La guerra dei dazi in corso fra Cina e Stati uniti ha convinto l’imprenditore a ritirare le promesse fatte a gennaio 2017

Alibaba fa dietrofront. Solo un anno e mezzo fa, il fondatore del colosso dell’e-commerce cinese Jack Ma, durante un incontro con Donald Trump, aveva annunciato che avrebbe creato un milione di posti di lavoro negli Stati Uniti, tanto che il futuro presidente americano aveva commentato “Io e Jack faremo grandi cose”.
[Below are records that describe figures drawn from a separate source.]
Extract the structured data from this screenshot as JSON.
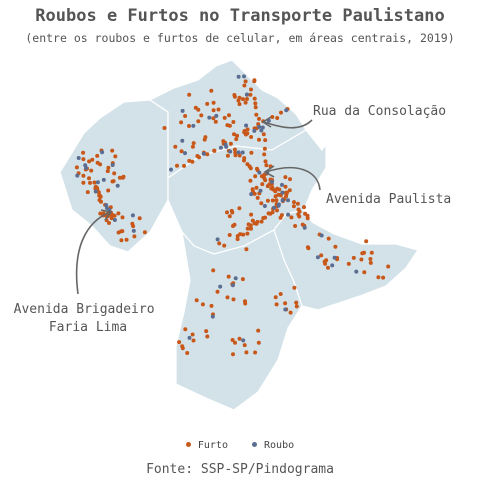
{
  "title": "Roubos e Furtos no Transporte Paulistano",
  "subtitle": "(entre os roubos e furtos de celular, em áreas centrais, 2019)",
  "source": "Fonte: SSP-SP/Pindograma",
  "colors": {
    "furto": "#c8581a",
    "roubo": "#5b6d92",
    "region_fill": "#d3e2e8",
    "region_border": "#ffffff",
    "annotation": "#666666"
  },
  "legend": [
    {
      "key": "furto",
      "label": "Furto"
    },
    {
      "key": "roubo",
      "label": "Roubo"
    }
  ],
  "annotations": [
    {
      "id": "consolacao",
      "label": "Rua da Consolação"
    },
    {
      "id": "paulista",
      "label": "Avenida Paulista"
    },
    {
      "id": "faria-lima",
      "label_lines": [
        "Avenida Brigadeiro",
        "Faria Lima"
      ]
    }
  ]
}
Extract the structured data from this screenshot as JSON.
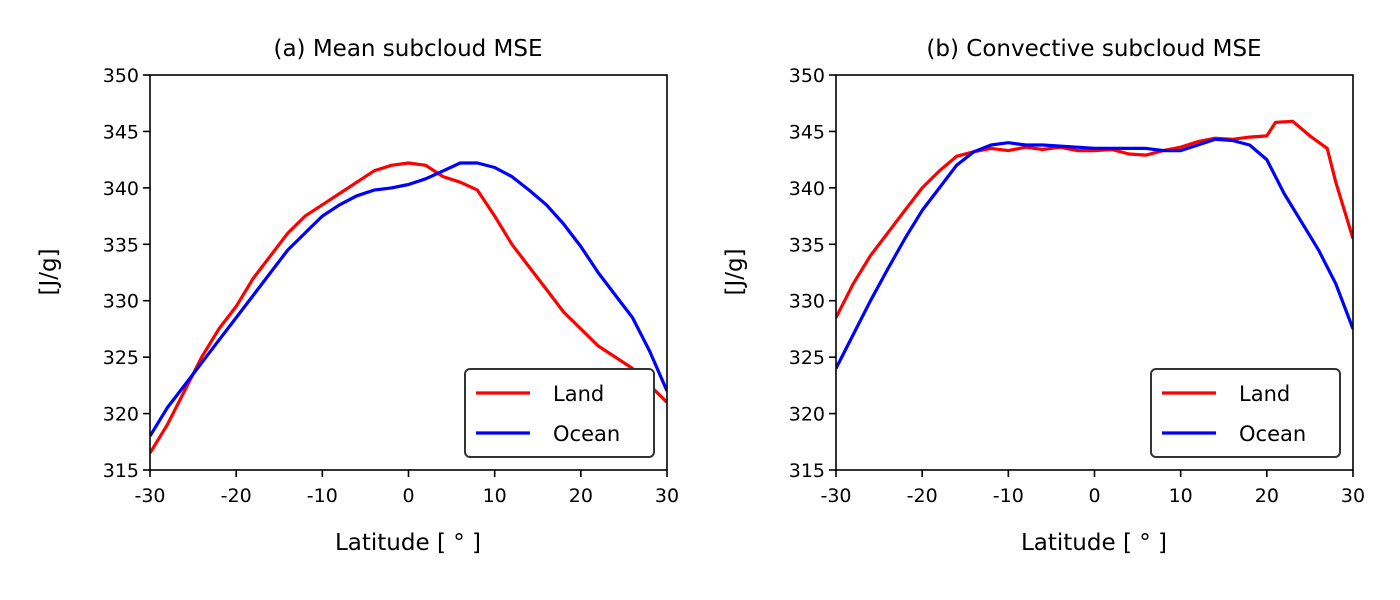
{
  "chart_data": [
    {
      "type": "line",
      "title": "(a) Mean subcloud MSE",
      "xlabel": "Latitude [ ° ]",
      "ylabel": "[J/g]",
      "xlim": [
        -30,
        30
      ],
      "ylim": [
        315,
        350
      ],
      "x_ticks": [
        -30,
        -20,
        -10,
        0,
        10,
        20,
        30
      ],
      "x_tick_labels": [
        "-30",
        "-20",
        "-10",
        "0",
        "10",
        "20",
        "30"
      ],
      "y_ticks": [
        315,
        320,
        325,
        330,
        335,
        340,
        345,
        350
      ],
      "y_tick_labels": [
        "315",
        "320",
        "325",
        "330",
        "335",
        "340",
        "345",
        "350"
      ],
      "grid": false,
      "legend": "lower-right",
      "series": [
        {
          "name": "Land",
          "color": "#ff0000",
          "points": [
            [
              -30,
              316.5
            ],
            [
              -28,
              319.0
            ],
            [
              -26,
              322.0
            ],
            [
              -24,
              325.0
            ],
            [
              -22,
              327.5
            ],
            [
              -20,
              329.5
            ],
            [
              -18,
              332.0
            ],
            [
              -16,
              334.0
            ],
            [
              -14,
              336.0
            ],
            [
              -12,
              337.5
            ],
            [
              -10,
              338.5
            ],
            [
              -8,
              339.5
            ],
            [
              -6,
              340.5
            ],
            [
              -4,
              341.5
            ],
            [
              -2,
              342.0
            ],
            [
              0,
              342.2
            ],
            [
              2,
              342.0
            ],
            [
              4,
              341.0
            ],
            [
              6,
              340.5
            ],
            [
              8,
              339.8
            ],
            [
              10,
              337.5
            ],
            [
              12,
              335.0
            ],
            [
              14,
              333.0
            ],
            [
              16,
              331.0
            ],
            [
              18,
              329.0
            ],
            [
              20,
              327.5
            ],
            [
              22,
              326.0
            ],
            [
              24,
              325.0
            ],
            [
              26,
              324.0
            ],
            [
              28,
              322.5
            ],
            [
              30,
              321.0
            ]
          ]
        },
        {
          "name": "Ocean",
          "color": "#0000ff",
          "points": [
            [
              -30,
              318.0
            ],
            [
              -28,
              320.5
            ],
            [
              -26,
              322.5
            ],
            [
              -24,
              324.5
            ],
            [
              -22,
              326.5
            ],
            [
              -20,
              328.5
            ],
            [
              -18,
              330.5
            ],
            [
              -16,
              332.5
            ],
            [
              -14,
              334.5
            ],
            [
              -12,
              336.0
            ],
            [
              -10,
              337.5
            ],
            [
              -8,
              338.5
            ],
            [
              -6,
              339.3
            ],
            [
              -4,
              339.8
            ],
            [
              -2,
              340.0
            ],
            [
              0,
              340.3
            ],
            [
              2,
              340.8
            ],
            [
              4,
              341.5
            ],
            [
              6,
              342.2
            ],
            [
              8,
              342.2
            ],
            [
              10,
              341.8
            ],
            [
              12,
              341.0
            ],
            [
              14,
              339.8
            ],
            [
              16,
              338.5
            ],
            [
              18,
              336.8
            ],
            [
              20,
              334.8
            ],
            [
              22,
              332.5
            ],
            [
              24,
              330.5
            ],
            [
              26,
              328.5
            ],
            [
              28,
              325.5
            ],
            [
              30,
              322.0
            ]
          ]
        }
      ]
    },
    {
      "type": "line",
      "title": "(b) Convective subcloud MSE",
      "xlabel": "Latitude [ ° ]",
      "ylabel": "[J/g]",
      "xlim": [
        -30,
        30
      ],
      "ylim": [
        315,
        350
      ],
      "x_ticks": [
        -30,
        -20,
        -10,
        0,
        10,
        20,
        30
      ],
      "x_tick_labels": [
        "-30",
        "-20",
        "-10",
        "0",
        "10",
        "20",
        "30"
      ],
      "y_ticks": [
        315,
        320,
        325,
        330,
        335,
        340,
        345,
        350
      ],
      "y_tick_labels": [
        "315",
        "320",
        "325",
        "330",
        "335",
        "340",
        "345",
        "350"
      ],
      "grid": false,
      "legend": "lower-right",
      "series": [
        {
          "name": "Land",
          "color": "#ff0000",
          "points": [
            [
              -30,
              328.5
            ],
            [
              -28,
              331.5
            ],
            [
              -26,
              334.0
            ],
            [
              -24,
              336.0
            ],
            [
              -22,
              338.0
            ],
            [
              -20,
              340.0
            ],
            [
              -18,
              341.5
            ],
            [
              -16,
              342.8
            ],
            [
              -14,
              343.2
            ],
            [
              -12,
              343.5
            ],
            [
              -10,
              343.3
            ],
            [
              -8,
              343.6
            ],
            [
              -6,
              343.4
            ],
            [
              -4,
              343.6
            ],
            [
              -2,
              343.3
            ],
            [
              0,
              343.3
            ],
            [
              2,
              343.4
            ],
            [
              4,
              343.0
            ],
            [
              6,
              342.9
            ],
            [
              8,
              343.3
            ],
            [
              10,
              343.6
            ],
            [
              12,
              344.1
            ],
            [
              14,
              344.4
            ],
            [
              16,
              344.3
            ],
            [
              18,
              344.5
            ],
            [
              20,
              344.6
            ],
            [
              21,
              345.8
            ],
            [
              23,
              345.9
            ],
            [
              25,
              344.6
            ],
            [
              27,
              343.5
            ],
            [
              28,
              340.5
            ],
            [
              30,
              335.5
            ]
          ]
        },
        {
          "name": "Ocean",
          "color": "#0000ff",
          "points": [
            [
              -30,
              324.0
            ],
            [
              -28,
              327.0
            ],
            [
              -26,
              330.0
            ],
            [
              -24,
              332.8
            ],
            [
              -22,
              335.5
            ],
            [
              -20,
              338.0
            ],
            [
              -18,
              340.0
            ],
            [
              -16,
              342.0
            ],
            [
              -14,
              343.2
            ],
            [
              -12,
              343.8
            ],
            [
              -10,
              344.0
            ],
            [
              -8,
              343.8
            ],
            [
              -6,
              343.8
            ],
            [
              -4,
              343.7
            ],
            [
              -2,
              343.6
            ],
            [
              0,
              343.5
            ],
            [
              2,
              343.5
            ],
            [
              4,
              343.5
            ],
            [
              6,
              343.5
            ],
            [
              8,
              343.3
            ],
            [
              10,
              343.3
            ],
            [
              12,
              343.8
            ],
            [
              14,
              344.3
            ],
            [
              16,
              344.2
            ],
            [
              18,
              343.8
            ],
            [
              20,
              342.5
            ],
            [
              22,
              339.5
            ],
            [
              24,
              337.0
            ],
            [
              26,
              334.5
            ],
            [
              28,
              331.5
            ],
            [
              30,
              327.5
            ]
          ]
        }
      ]
    }
  ]
}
Gli effetti della guerra dei dazi tra Cina e Usa

Ora però il clima è decisamente cambiato, al punto che l’imprenditore cinese, che ha appena ceduto il timone della sua azienda, ha deciso di rimangiarsi le sue promesse. La ragione principale? Tutta colpa della guerra dei dazi in corso fra Usa e Cina. “La premessa era quella di relazioni commerciali amichevoli tra i due Paesi, ma questa premessa non esiste più e la nostra promessa non può essere mantenuta”, ha spiegato il fondatore di Alibaba in un’intervista all’agenzia di stampa cinese Xinhua. Il commercio, insomma, da terreno fertile per un sodalizio redditizio fra i due giganti dell’economia mondiale rischia di trasformarsi nella fonte principale di tensioni, ripicche e colpi bassi.